As one would expect, the numbers show the Flyers struggling in several areas. Perhaps most concerning are the injuries and in turn organizational depth. As of right now, the Flyers do not have the assets to give away their best players as with Hayes and DeAngelo. The numbers illustrate the problem and indicate even tougher times immediately ahead after Briere’s trades.
Provorov leads the team in Minutes (Win)
The Flyers former do-it-all defensemen easily lead the team in minutes at over 1887 played in 82 games, was skating 23 minutes a night, out pacing Tony DeAngelo by almost a minute. Provorov meant a lot to this team, a team in the lower end of the standings. I hate to see him go but trading him for rebuilding assets is a better use of his talents.
Provorov Plays Over 25 % of His Minutes with Justin Braun (Loss)
Mercifully, Provorov was paired with Braun for just 76 minutes this season, less than 10% of Provorov’s time on ice. Braun, characterized as an elite defender by former Flyers’ GM Chuck Fletcher, only averaged 15 minutes a night in 51 games, spending the bulk of his ice time with Travis Sanheim and Nick Seeler. Braun posted the familiar middle of the road stats that defined his time in Philadelphia and retired at the season’s end.
It was clear that Braun was a boat anchor that Provorov was dragging around on ice, unfortunately Provorov failed to find any chemistry with any partner this season. We will see if the change of scenary will change his luck.
Tony DeAngelo Leads the Flyers Defensemen in Scoring (Win)
Despite whatever questions there may be about Tony DeAngelo, he can fill a stat sheet without a doubt. He lead the team’s defensemen with 42 points, in only 70 games, eclipsing second leading defensive scorer Provorov by 15 points. If DeAngelo is paired with the right player, he can produce. After his release, it is clear he will not be producing in Philly
Carter Hart’s Numbers improve Again (Win)
Hart played more games, collected more wins, had a higher save percentage and lower GAA on a team that had only one effective defensive pairing. The team’s forwards did a better job in front of Hart, and the goalie was able to play with a bit more confidence, playing further out from the net where he can most effectively shut down angles. There are many areas of concern on this team, but goaltending is not one of them.
Sean Couturier plays less than 60 Games (Win)
As bad as things were for the Flyers last year, outside of his massive extension, things were worse for Couturier. The center was unable to suit up for a single game. Missing a player of Couturier’s stature for the season certainly diminished the team’s chances, but his health remains an open concern this year. At this point it is fair to wonder not only how effective he will be, but just how many shifts the Selke winner has left in his career.
Ryan Ellis Plays Less than 41 Games (Win)

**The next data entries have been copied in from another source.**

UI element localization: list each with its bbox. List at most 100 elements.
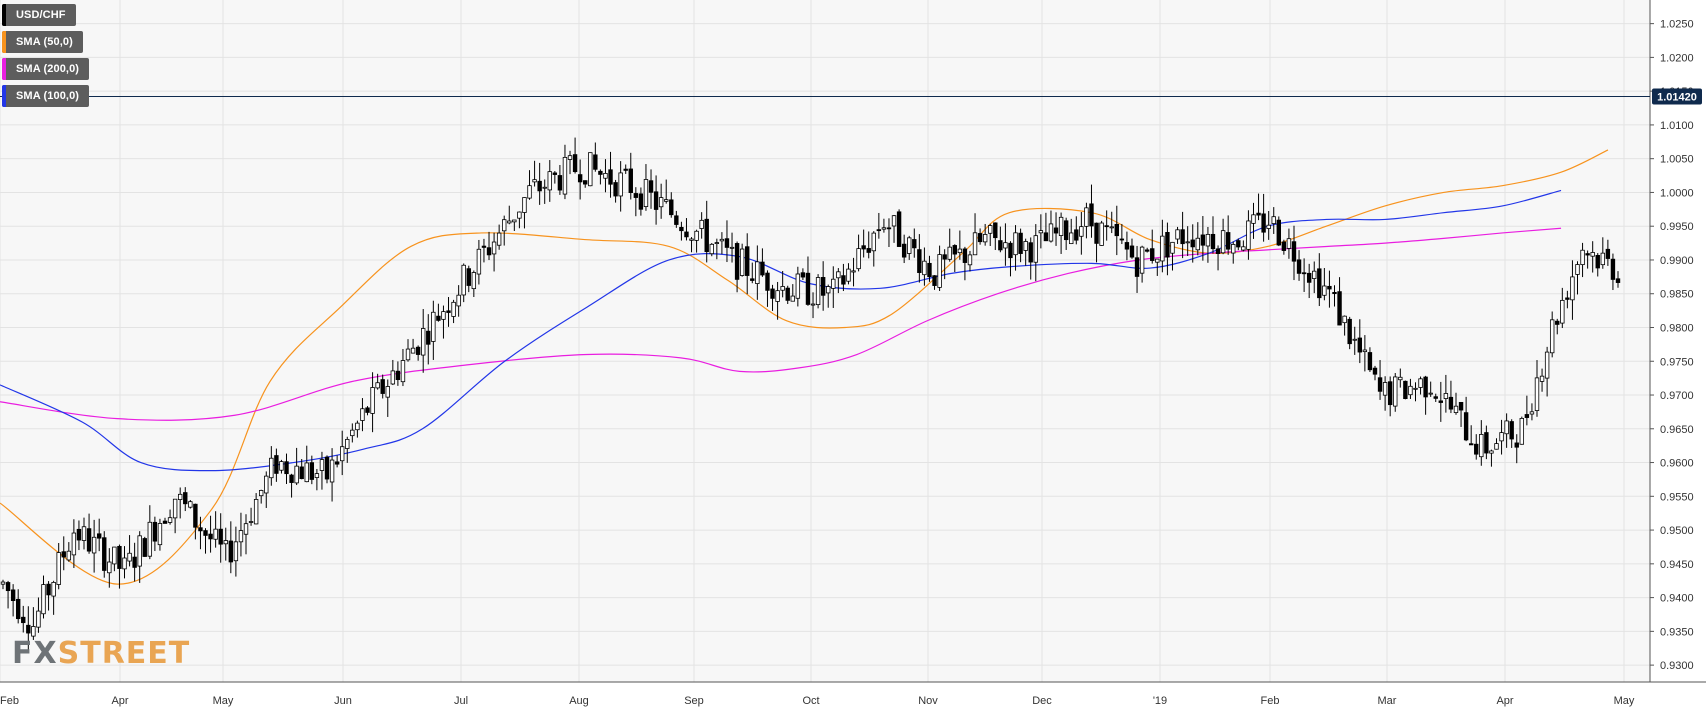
candle-up (522, 197, 527, 213)
candle-up (694, 230, 699, 241)
y-tick-label: 0.9300 (1660, 660, 1694, 672)
candle-down (770, 288, 775, 299)
candle-down (1403, 380, 1408, 400)
candle-down (481, 245, 487, 248)
candle-down (198, 527, 203, 532)
candle-up (1322, 285, 1327, 296)
candle-up (405, 348, 411, 361)
candle-up (248, 521, 254, 523)
candle-down (704, 218, 709, 253)
candle-down (598, 170, 603, 175)
candle-up (258, 490, 264, 497)
candle-down (866, 248, 871, 253)
candle-up (112, 546, 117, 565)
candle-up (810, 303, 816, 306)
candle-down (1190, 239, 1195, 248)
candle-up (172, 498, 178, 519)
plot-background (0, 0, 1650, 682)
legend-item-sma-200[interactable]: SMA (200,0) (2, 58, 90, 80)
candle-up (1079, 226, 1084, 237)
current-price-label: 1.01420 (1657, 92, 1697, 104)
candle-up (36, 610, 41, 628)
candle-up (1479, 434, 1484, 458)
y-tick-label: 1.0250 (1660, 19, 1694, 31)
candle-down (193, 503, 198, 528)
candle-up (1286, 238, 1292, 249)
candle-down (15, 598, 21, 620)
candle-up (826, 286, 831, 294)
candle-down (1165, 232, 1170, 258)
candle-down (1104, 225, 1109, 228)
candle-up (345, 439, 350, 449)
candle-down (142, 538, 147, 557)
x-tick-label: Dec (1032, 695, 1052, 707)
x-tick-label: Apr (1496, 695, 1513, 707)
candle-down (365, 407, 370, 413)
candle-up (56, 552, 61, 585)
candle-down (993, 222, 998, 239)
x-tick-label: May (1614, 695, 1635, 707)
candle-down (436, 315, 441, 321)
candle-down (1296, 259, 1302, 274)
candle-down (628, 168, 633, 193)
candle-up (107, 561, 112, 574)
legend-label-sma-200: SMA (200,0) (16, 63, 80, 75)
candle-up (1058, 216, 1064, 236)
candle-up (1023, 241, 1028, 251)
candle-up (795, 273, 801, 299)
y-tick-label: 0.9650 (1660, 424, 1694, 436)
candle-up (370, 387, 375, 414)
candle-down (998, 240, 1003, 251)
candle-down (76, 528, 82, 541)
candle-up (512, 219, 517, 223)
legend-label-usdchf: USD/CHF (16, 9, 66, 21)
candle-up (603, 173, 608, 179)
candle-up (719, 238, 725, 242)
candle-up (66, 550, 72, 561)
legend-swatch-sma-50 (2, 31, 6, 53)
candle-down (820, 277, 826, 296)
candle-up (1570, 276, 1575, 301)
candle-down (1134, 257, 1140, 277)
candle-up (491, 241, 497, 255)
candle-up (0, 581, 6, 585)
candle-down (86, 528, 92, 552)
candle-down (1438, 400, 1444, 403)
candle-up (871, 232, 876, 252)
candle-down (638, 193, 644, 210)
candle-down (1225, 232, 1231, 250)
candle-up (1231, 244, 1236, 254)
candle-down (1514, 442, 1519, 448)
candle-up (699, 219, 704, 229)
candle-up (517, 211, 522, 219)
candle-down (1261, 213, 1266, 233)
candle-up (279, 461, 284, 471)
candle-down (724, 238, 730, 248)
candle-down (841, 275, 846, 285)
candle-up (1246, 220, 1251, 250)
candle-down (942, 254, 947, 260)
legend-item-sma-100[interactable]: SMA (100,0) (2, 85, 90, 107)
candle-up (547, 171, 552, 191)
candle-up (360, 408, 365, 421)
candle-down (805, 272, 811, 305)
candle-up (1352, 338, 1357, 341)
candle-up (658, 197, 664, 208)
candle-up (1494, 443, 1499, 450)
candle-down (486, 247, 492, 256)
legend-item-sma-50[interactable]: SMA (50,0) (2, 31, 83, 53)
legend-item-usdchf[interactable]: USD/CHF (2, 4, 76, 26)
candle-up (1185, 241, 1190, 244)
candle-down (648, 180, 654, 193)
x-tick-label: Aug (569, 695, 589, 707)
candle-down (952, 245, 957, 255)
candle-up (815, 277, 821, 306)
candle-down (669, 199, 674, 216)
candle-down (162, 520, 168, 524)
candle-down (613, 182, 618, 197)
current-price-marker (1652, 88, 1702, 105)
candle-up (1534, 377, 1540, 411)
candle-down (284, 461, 289, 475)
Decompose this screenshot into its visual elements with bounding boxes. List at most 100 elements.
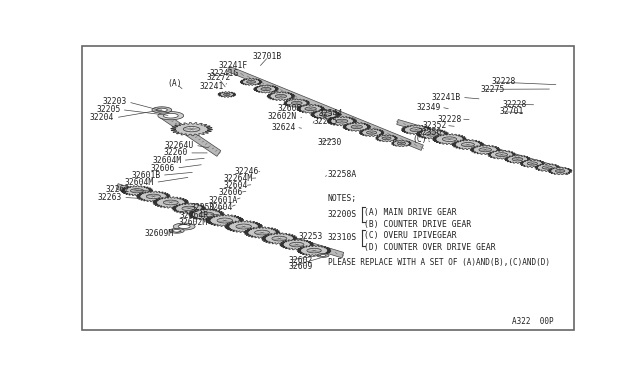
Polygon shape (272, 236, 287, 241)
Polygon shape (246, 80, 255, 83)
Text: 32602N: 32602N (268, 112, 297, 121)
Polygon shape (199, 212, 214, 217)
Polygon shape (147, 194, 161, 199)
Text: 32601A: 32601A (209, 196, 237, 205)
Polygon shape (401, 125, 431, 134)
Polygon shape (153, 197, 189, 208)
Polygon shape (426, 132, 438, 136)
Polygon shape (410, 128, 422, 132)
Polygon shape (392, 140, 412, 147)
Text: 32264M: 32264M (223, 174, 253, 183)
Polygon shape (156, 108, 167, 112)
Text: (A): (A) (167, 79, 182, 88)
Text: (C): (C) (413, 135, 428, 144)
Text: 32258A: 32258A (328, 170, 357, 179)
Polygon shape (488, 150, 515, 159)
Text: 32228: 32228 (492, 77, 516, 86)
Polygon shape (298, 245, 331, 256)
Text: 32608: 32608 (278, 104, 302, 113)
Text: 32350: 32350 (418, 128, 442, 137)
Text: 32544: 32544 (318, 109, 342, 118)
Polygon shape (236, 224, 252, 229)
Polygon shape (310, 110, 340, 119)
Text: 32241G: 32241G (209, 69, 239, 78)
Text: 32310S: 32310S (328, 233, 357, 242)
Polygon shape (317, 254, 329, 257)
Polygon shape (452, 140, 484, 150)
Polygon shape (442, 137, 457, 141)
Text: 32701: 32701 (500, 107, 524, 116)
Text: (B) COUNTER DRIVE GEAR: (B) COUNTER DRIVE GEAR (364, 220, 471, 229)
Polygon shape (170, 228, 184, 233)
Text: 32606: 32606 (151, 164, 175, 173)
Polygon shape (305, 107, 316, 110)
Polygon shape (367, 131, 377, 134)
Text: 32624: 32624 (272, 123, 296, 132)
Polygon shape (520, 160, 545, 167)
Text: PLEASE REPLACE WITH A SET OF (A)AND(B),(C)AND(D): PLEASE REPLACE WITH A SET OF (A)AND(B),(… (328, 258, 550, 267)
Polygon shape (163, 113, 178, 118)
Text: 32604M: 32604M (124, 178, 154, 187)
Polygon shape (183, 126, 200, 132)
Polygon shape (556, 170, 565, 173)
Text: 32246: 32246 (234, 167, 259, 176)
Text: 32604: 32604 (209, 203, 233, 212)
Polygon shape (253, 85, 278, 93)
Polygon shape (255, 230, 269, 235)
Polygon shape (158, 112, 184, 120)
Polygon shape (178, 225, 190, 228)
Polygon shape (351, 125, 362, 129)
Text: 32253: 32253 (298, 232, 323, 241)
Polygon shape (217, 218, 232, 223)
Text: 32263: 32263 (97, 193, 122, 202)
Text: 32601B: 32601B (131, 171, 161, 180)
Text: 32228: 32228 (502, 100, 527, 109)
Polygon shape (223, 93, 230, 96)
Text: 32262: 32262 (105, 185, 129, 194)
Text: 32245: 32245 (313, 116, 337, 126)
Polygon shape (397, 119, 570, 174)
Polygon shape (470, 145, 500, 154)
Text: 32228: 32228 (438, 115, 462, 124)
Polygon shape (291, 102, 302, 105)
Text: 32250: 32250 (191, 203, 215, 212)
Polygon shape (376, 135, 397, 142)
Text: 32602M: 32602M (179, 218, 208, 227)
Polygon shape (512, 157, 523, 161)
Polygon shape (290, 242, 304, 247)
Polygon shape (542, 166, 552, 169)
Polygon shape (307, 248, 321, 253)
Polygon shape (275, 94, 287, 98)
Text: 32602: 32602 (288, 256, 313, 264)
Polygon shape (548, 167, 572, 175)
Text: 32701B: 32701B (253, 52, 282, 61)
Polygon shape (327, 116, 356, 126)
Polygon shape (218, 92, 236, 97)
Polygon shape (244, 227, 280, 238)
Text: 32203: 32203 (103, 97, 127, 106)
Polygon shape (262, 233, 297, 244)
Text: 32230: 32230 (317, 138, 342, 147)
Polygon shape (189, 209, 225, 220)
Polygon shape (225, 221, 262, 232)
Polygon shape (182, 206, 196, 211)
Polygon shape (397, 142, 406, 145)
Polygon shape (160, 112, 221, 156)
Text: 32275: 32275 (481, 85, 505, 94)
Text: 32604: 32604 (223, 181, 248, 190)
Text: 32241B: 32241B (431, 93, 461, 102)
Polygon shape (152, 107, 172, 113)
Text: A322  00P: A322 00P (511, 317, 553, 326)
Polygon shape (461, 142, 474, 147)
Polygon shape (228, 66, 423, 150)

Ellis, like Couturier, failed to dress for a single game. His absence, while probably just as damaging, was far less surprising for the team and fans. No one is counting on any contribution from Ellis this season, and if he did see the ice it would a huge surprise. At this point it looks like Ellis may be best used as a place holder to get a team above the league mandated salary cap minimum. Ellis is under contract until 2027.
Ronnie Attard plays less than 41 games (Win)
Attard was a late season call up after the DeAngelo blow up, and played in only two games. Attard did have solid numbers with the Phantoms, however he is now 24 years old, overaged as a NHL prospect. To put it in perspective, the recently traded Ivan Provorov is 26 and Yegor Zamula is 23.
Given the nature of last season , it is surprising that Attard did not get a longer look, with players like Justin Braun and Nick Seeler suiting up regularly. It looks like Attard is running out of runway to establish himself as a bottom pair or seventh defensemen, this season may be his last, best chance to earn an NHL slot.
Zamula Earns Spot with The Big Club (Loss)
Between injuries and the Tortorella dog house, Zamula failed to lock down a regular spot on defense. He has the size and mobility to be an NHL defender, but has failed to put it together in a way to make him undeniable. It should be an interesting camp for Zamula with less established veterans and more competition from other prospects. If I had advice for Zamula, it would be don’t take a shift or even a second off. Talent alone is not going to decide who plays.